Если нет нравственной обязанности, то осознание нравственной значимости имеет другой характер. Отсутствует предостережение совести, отвращение к оскорблению божественного величия, но присутствует желание быть нравственным. Это, несомненно, совершенно уникальный ответ. Ибо во всех остальных ценностных ответах мы обращаемся с внутренним словом к объекту, мы согласуем свое поведение с ним, мы интересуемся им; ответ же, возникающий из желания быть нравственным, представляет собой стремление приобщиться к ценности, овладеть ей самой. Здесь не идет речь о следовании нравственному приказу, как в случае моральной обязанности. Такой приказ фактически отсутствует. Однако и здесь желание быть нравственным мотивируется не объективным благом для нас. Оно является чистым ценностным ответом. Хотя оно связано с нашим собственным поведением, оно находит свое подлинное выражение в любви к Богу. Оно осуществляется ради Бога или, говоря словами Августина, propter Deum, а не propter те (ради меня самого). Акцент ставится на propter Deum, что является следствием любви к Богу, хотя это органически связано со стремлением к единению с Богом и к нашему собственному блаженству93.
Итак, мы видим, что любая нравственная позиция является ценностным ответом, который относится не только к ценности блага на стороне объекта, но также и к его нравственной значимости94, связанной либо с миром ценностей, либо с Богом, либо с Христом. Однако, как мы видели, это предполагает также, что ценность блага нравственно значима. Конечно, основанием нравственного поступка может служить и повиновение позитивной заповеди Бога. Но этот тип будет рассмотрен позднее. Здесь нас интересуют такие установки, нравственность которых основана на их сущности и которые поэтому являются для нас нравственным законом. Пока мы не рассматриваем нейтральные установки, которые становятся значимыми только благодаря позитивному нравственному правилу.
Отличительный признак нравственно значимых ценностей
Возникает трудный вопрос: какие элементы делают ценность нравственно значимой?

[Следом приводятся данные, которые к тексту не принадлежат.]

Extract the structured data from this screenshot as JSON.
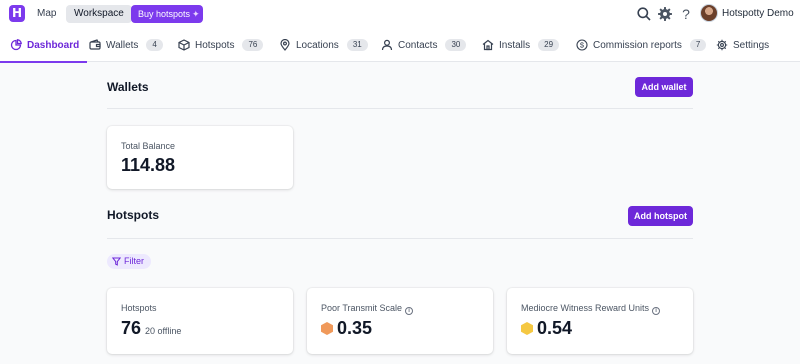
{
  "topbar": {
    "logo_letter": "H",
    "nav_map": "Map",
    "nav_workspace": "Workspace",
    "buy_button": "Buy hotspots",
    "buy_button_icon": "sparkle-icon",
    "icons": [
      "search-icon",
      "gear-icon",
      "help-icon"
    ],
    "user_name": "Hotspotty Demo"
  },
  "tabs": [
    {
      "label": "Dashboard",
      "icon": "dashboard-icon",
      "count": null,
      "active": true
    },
    {
      "label": "Wallets",
      "icon": "wallet-icon",
      "count": "4"
    },
    {
      "label": "Hotspots",
      "icon": "cube-icon",
      "count": "76"
    },
    {
      "label": "Locations",
      "icon": "map-pin-icon",
      "count": "31"
    },
    {
      "label": "Contacts",
      "icon": "user-icon",
      "count": "30"
    },
    {
      "label": "Installs",
      "icon": "home-icon",
      "count": "29"
    },
    {
      "label": "Commission reports",
      "icon": "dollar-icon",
      "count": "7"
    },
    {
      "label": "Settings",
      "icon": "settings-icon",
      "count": null
    }
  ],
  "wallets_section": {
    "title": "Wallets",
    "add_button": "Add wallet",
    "total_balance_label": "Total Balance",
    "total_balance_value": "114.88"
  },
  "hotspots_section": {
    "title": "Hotspots",
    "add_button": "Add hotspot",
    "filter_label": "Filter",
    "cards": [
      {
        "label": "Hotspots",
        "value": "76",
        "sub": "20 offline"
      },
      {
        "label": "Poor Transmit Scale",
        "value": "0.35",
        "hex_color": "#f0995a"
      },
      {
        "label": "Mediocre Witness Reward Units",
        "value": "0.54",
        "hex_color": "#f5c842"
      }
    ]
  },
  "colors": {
    "accent": "#7c3aed",
    "accent_dark": "#6d28d9"
  }
}
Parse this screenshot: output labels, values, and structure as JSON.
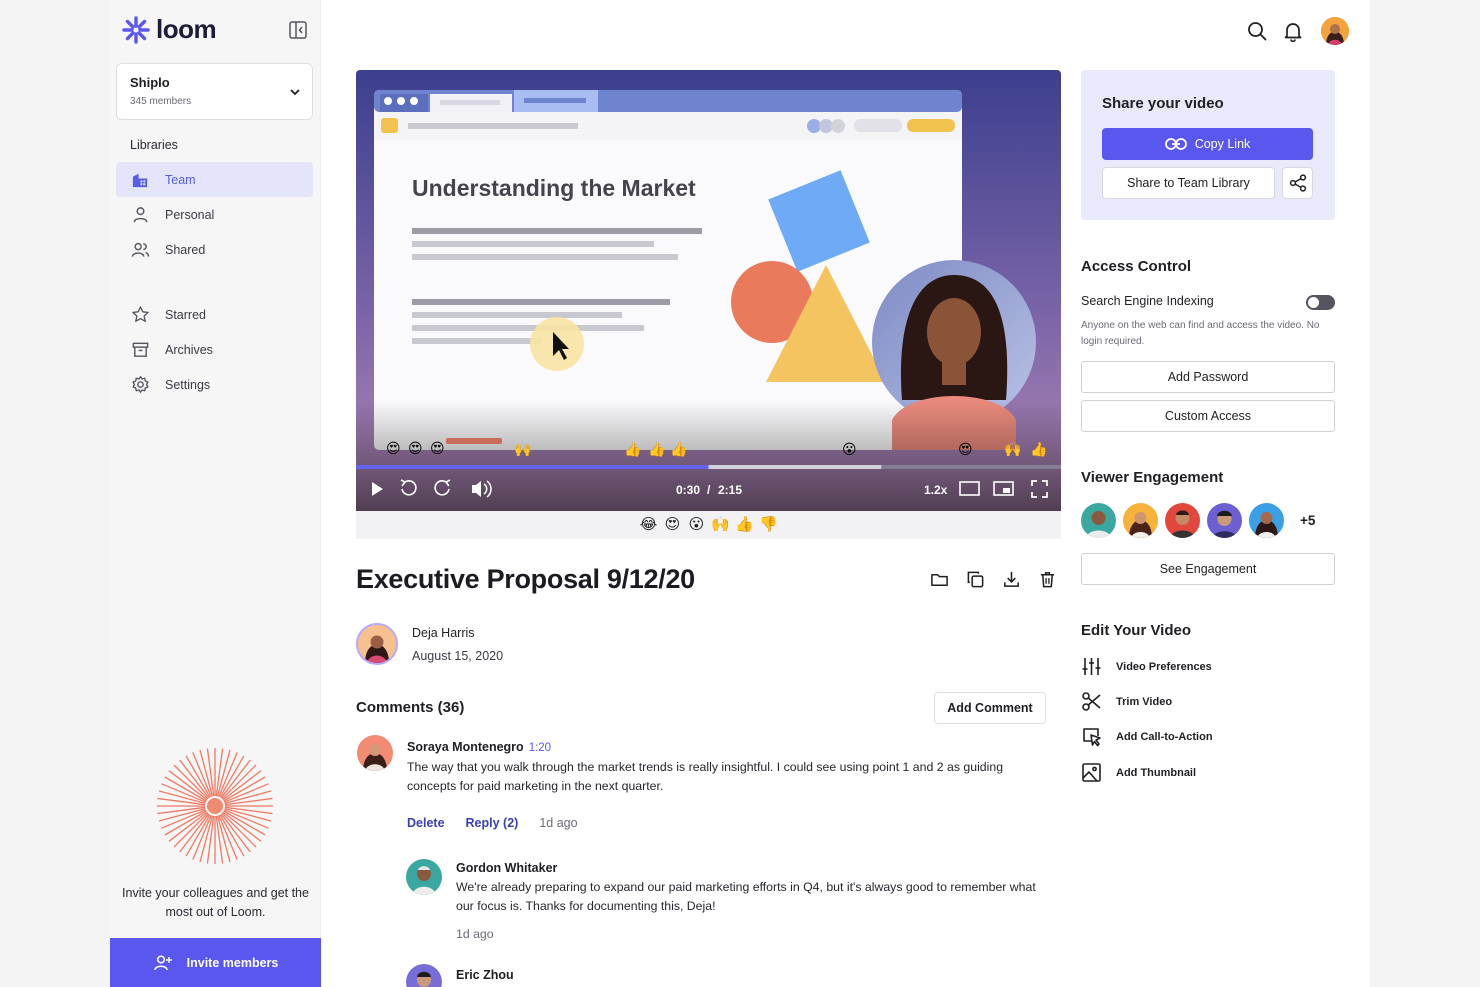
{
  "brand": {
    "name": "loom",
    "accent": "#5a57ee"
  },
  "workspace": {
    "name": "Shiplo",
    "members": "345 members"
  },
  "sidebar": {
    "libraries_title": "Libraries",
    "items": [
      {
        "label": "Team",
        "icon": "building-icon",
        "active": true
      },
      {
        "label": "Personal",
        "icon": "person-icon"
      },
      {
        "label": "Shared",
        "icon": "people-icon"
      },
      {
        "label": "Starred",
        "icon": "star-icon"
      },
      {
        "label": "Archives",
        "icon": "archive-icon"
      },
      {
        "label": "Settings",
        "icon": "gear-icon"
      }
    ],
    "invite_text": "Invite your colleagues and get the most out of Loom.",
    "invite_button": "Invite members"
  },
  "video": {
    "slide_title": "Understanding the Market",
    "current_time": "0:30",
    "separator": "/",
    "duration": "2:15",
    "speed": "1.2x",
    "progress": 0.5,
    "buffered": 0.745
  },
  "reactions": [
    "😂",
    "😍",
    "😮",
    "🙌",
    "👍",
    "👎"
  ],
  "main": {
    "title": "Executive Proposal 9/12/20",
    "author": "Deja Harris",
    "date": "August 15, 2020",
    "comments_title": "Comments (36)",
    "add_comment": "Add Comment"
  },
  "comments": [
    {
      "name": "Soraya Montenegro",
      "time": "1:20",
      "text": "The way that you walk through the market trends is really insightful. I could see using point 1 and 2 as guiding concepts for paid marketing in the next quarter.",
      "delete": "Delete",
      "reply": "Reply (2)",
      "ago": "1d ago"
    },
    {
      "name": "Gordon Whitaker",
      "text": "We're already preparing to expand our paid marketing efforts in Q4, but it's always good to remember what our focus is. Thanks for documenting this, Deja!",
      "ago": "1d ago"
    },
    {
      "name": "Eric Zhou"
    }
  ],
  "share": {
    "title": "Share your video",
    "copy_link": "Copy Link",
    "share_team": "Share to Team Library"
  },
  "access": {
    "title": "Access Control",
    "indexing_label": "Search Engine Indexing",
    "indexing_desc": "Anyone on the web can find and access the video. No login required.",
    "add_password": "Add Password",
    "custom_access": "Custom Access"
  },
  "engagement": {
    "title": "Viewer Engagement",
    "more": "+5",
    "see": "See Engagement"
  },
  "edit": {
    "title": "Edit Your Video",
    "items": [
      {
        "label": "Video Preferences",
        "icon": "sliders-icon"
      },
      {
        "label": "Trim Video",
        "icon": "scissors-icon"
      },
      {
        "label": "Add Call-to-Action",
        "icon": "cursor-click-icon"
      },
      {
        "label": "Add Thumbnail",
        "icon": "image-icon"
      }
    ]
  }
}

Легко видеть, что существует различие между ценностью и нравственно значимым. Восхищение выдающимся произведением искусства является похвальным ценностным ответом, однако оно не является нравственным в строгом смысле этого слова. Оно не обладает специфически нравственной ценностью, а человек, дающий ответ на выдающееся произведение искусства, не осознает нравственной значимости. Он, конечно, знает, что этот ответ полагается произведению искусства, однако он не думает при этом о нравственном вопросе. То же самое касается преданности ученого своей научной работе, т. е. ценностного ответа на ценность познания как такового. Но дать бедному милостыню, испытать восторг перед нравственным совершенством другого человека — эти акты без сомнения нравственны и заключают в себе осознание нравственной значимости ситуации.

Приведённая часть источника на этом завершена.